Who was said man? None other than Royston Ellis, a bisexual beat poet who often wrote homoerotic yarns.
He met the Beatles when they were the Silver Beetles, in the early 1960s. He once claimed to the four Beatles that "one in four men were queer"; as McCartney put it, "We looked at each other and wondered which one it was."
For that — and his debatable claim that he convinced them to drop the second 'e' in their name — Ellis's place in Fabs lore was set in stone.
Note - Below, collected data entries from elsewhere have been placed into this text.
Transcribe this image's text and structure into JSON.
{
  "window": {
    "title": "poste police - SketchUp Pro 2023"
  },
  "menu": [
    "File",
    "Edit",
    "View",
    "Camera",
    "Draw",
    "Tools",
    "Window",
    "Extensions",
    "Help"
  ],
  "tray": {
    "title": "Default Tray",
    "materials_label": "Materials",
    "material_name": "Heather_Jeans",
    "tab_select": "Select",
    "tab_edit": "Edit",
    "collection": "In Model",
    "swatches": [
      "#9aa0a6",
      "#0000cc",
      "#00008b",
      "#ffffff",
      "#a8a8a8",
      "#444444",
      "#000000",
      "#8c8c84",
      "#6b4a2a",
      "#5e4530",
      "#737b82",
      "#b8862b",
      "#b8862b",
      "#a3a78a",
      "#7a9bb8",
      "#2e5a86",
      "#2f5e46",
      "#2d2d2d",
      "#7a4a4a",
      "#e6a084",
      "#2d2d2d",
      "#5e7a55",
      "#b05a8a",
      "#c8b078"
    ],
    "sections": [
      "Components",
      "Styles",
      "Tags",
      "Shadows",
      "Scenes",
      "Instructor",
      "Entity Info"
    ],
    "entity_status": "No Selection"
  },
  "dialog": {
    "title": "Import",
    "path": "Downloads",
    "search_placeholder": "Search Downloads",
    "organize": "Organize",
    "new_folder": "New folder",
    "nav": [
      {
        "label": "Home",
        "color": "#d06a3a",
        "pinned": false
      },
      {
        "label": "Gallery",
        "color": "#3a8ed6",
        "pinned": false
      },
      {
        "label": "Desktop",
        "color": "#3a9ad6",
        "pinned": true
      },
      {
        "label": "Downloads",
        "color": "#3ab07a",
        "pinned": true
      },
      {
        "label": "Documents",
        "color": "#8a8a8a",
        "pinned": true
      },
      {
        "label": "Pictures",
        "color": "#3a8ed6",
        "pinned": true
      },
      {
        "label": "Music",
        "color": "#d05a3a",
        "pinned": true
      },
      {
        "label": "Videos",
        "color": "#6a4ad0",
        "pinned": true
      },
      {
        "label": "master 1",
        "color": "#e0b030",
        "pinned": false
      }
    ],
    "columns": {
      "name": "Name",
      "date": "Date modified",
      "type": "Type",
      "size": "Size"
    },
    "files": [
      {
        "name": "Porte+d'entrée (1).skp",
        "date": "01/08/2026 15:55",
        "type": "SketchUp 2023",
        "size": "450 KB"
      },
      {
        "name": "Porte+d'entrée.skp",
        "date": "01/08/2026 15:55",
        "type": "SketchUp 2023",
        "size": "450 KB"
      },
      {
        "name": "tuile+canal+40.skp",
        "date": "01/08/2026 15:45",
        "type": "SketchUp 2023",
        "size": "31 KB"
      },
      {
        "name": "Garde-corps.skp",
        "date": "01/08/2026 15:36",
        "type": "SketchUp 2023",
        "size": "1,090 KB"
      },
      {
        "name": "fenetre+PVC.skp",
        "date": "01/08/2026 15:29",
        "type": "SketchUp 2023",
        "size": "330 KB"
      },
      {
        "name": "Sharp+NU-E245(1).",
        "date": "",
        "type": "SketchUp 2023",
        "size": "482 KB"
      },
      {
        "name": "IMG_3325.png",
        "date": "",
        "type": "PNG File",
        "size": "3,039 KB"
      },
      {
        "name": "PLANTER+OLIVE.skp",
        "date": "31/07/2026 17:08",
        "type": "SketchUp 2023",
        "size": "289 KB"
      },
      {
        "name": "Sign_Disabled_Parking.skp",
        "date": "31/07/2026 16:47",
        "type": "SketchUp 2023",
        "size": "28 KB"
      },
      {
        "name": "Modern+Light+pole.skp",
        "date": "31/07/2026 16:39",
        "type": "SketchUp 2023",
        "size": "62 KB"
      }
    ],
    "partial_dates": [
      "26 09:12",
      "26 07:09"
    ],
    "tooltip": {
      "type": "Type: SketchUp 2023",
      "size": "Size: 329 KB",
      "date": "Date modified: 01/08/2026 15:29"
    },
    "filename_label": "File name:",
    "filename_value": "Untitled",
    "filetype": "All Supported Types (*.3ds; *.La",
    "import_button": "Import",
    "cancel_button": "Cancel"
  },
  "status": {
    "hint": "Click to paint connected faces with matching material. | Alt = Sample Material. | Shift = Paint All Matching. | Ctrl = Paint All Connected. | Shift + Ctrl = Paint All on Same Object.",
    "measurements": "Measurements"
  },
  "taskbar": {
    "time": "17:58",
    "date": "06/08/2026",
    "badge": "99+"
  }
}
He passed a few months ago, in 2023.
A Gay Man Connected John Lennon And Elton John
GQ once called Tony King a "fixer, muse and confidante to the gods of pop music," and two of those gods were Lennon and Elton John. (Hey, another LGBTQ+ person in their orbit!)
"The first time I met John Lennon, he was dancing with Tony King." John later wrote in his 2019 memoir Me. "Nothing unusual in that, other than the fact that they weren't in a nightclub, there was no music playing and Tony was in full drag as Queen Elizabeth II." (This was for a TV advertisement for Lennon's then-new-album, Mind Games.)
Lennon and John went on to spend plenty of time together in what's known as Lennon's "Lost Weekend" period in the mid-'70s; they recorded a hit song together, "Whatever Gets You Through the Night." If that song resonates with you, thank King, who was gay.
(There's an LGBTQ+ Queen connection, too; King also convinced Freddie Mercury to admit to his long-term girlfriend that he was gay.)
Billy Preston, Who Helped Them Forge Ahead At The End, Was Gay
With the Get Back documentary in the rearview, the story of Billy Preston and the Beatles is etched in stone.
As the band seemed to reach its most threadbare, Preston came in and supercharged them with a newfound sense of jubilation. ("You're giving us a lift, Bill!" Lennon crowed at one point.)
Preston continued on as a Fabs associate post-breakup, especially with Harrison — although he performed on solo records by Lennon and Starr as well.
Although Preston remained vital through the '70s, his career took a downturn in the '80s. He had a string of drug, legal and personal issues in the ensuing decades, although he turned in a stunning performance during the Concert for George, as well as other noteworthy moments.
It wasn't widely known until after his 2005 death that Preston struggled with his homosexuality, through the lens of his Christianity and devotion to the church.
This recontextualizes the triumphal highs and desperate lows of Preston's story — and renders it a lesson in allowing people to be who they are. There are few more Beatlesque messages than that.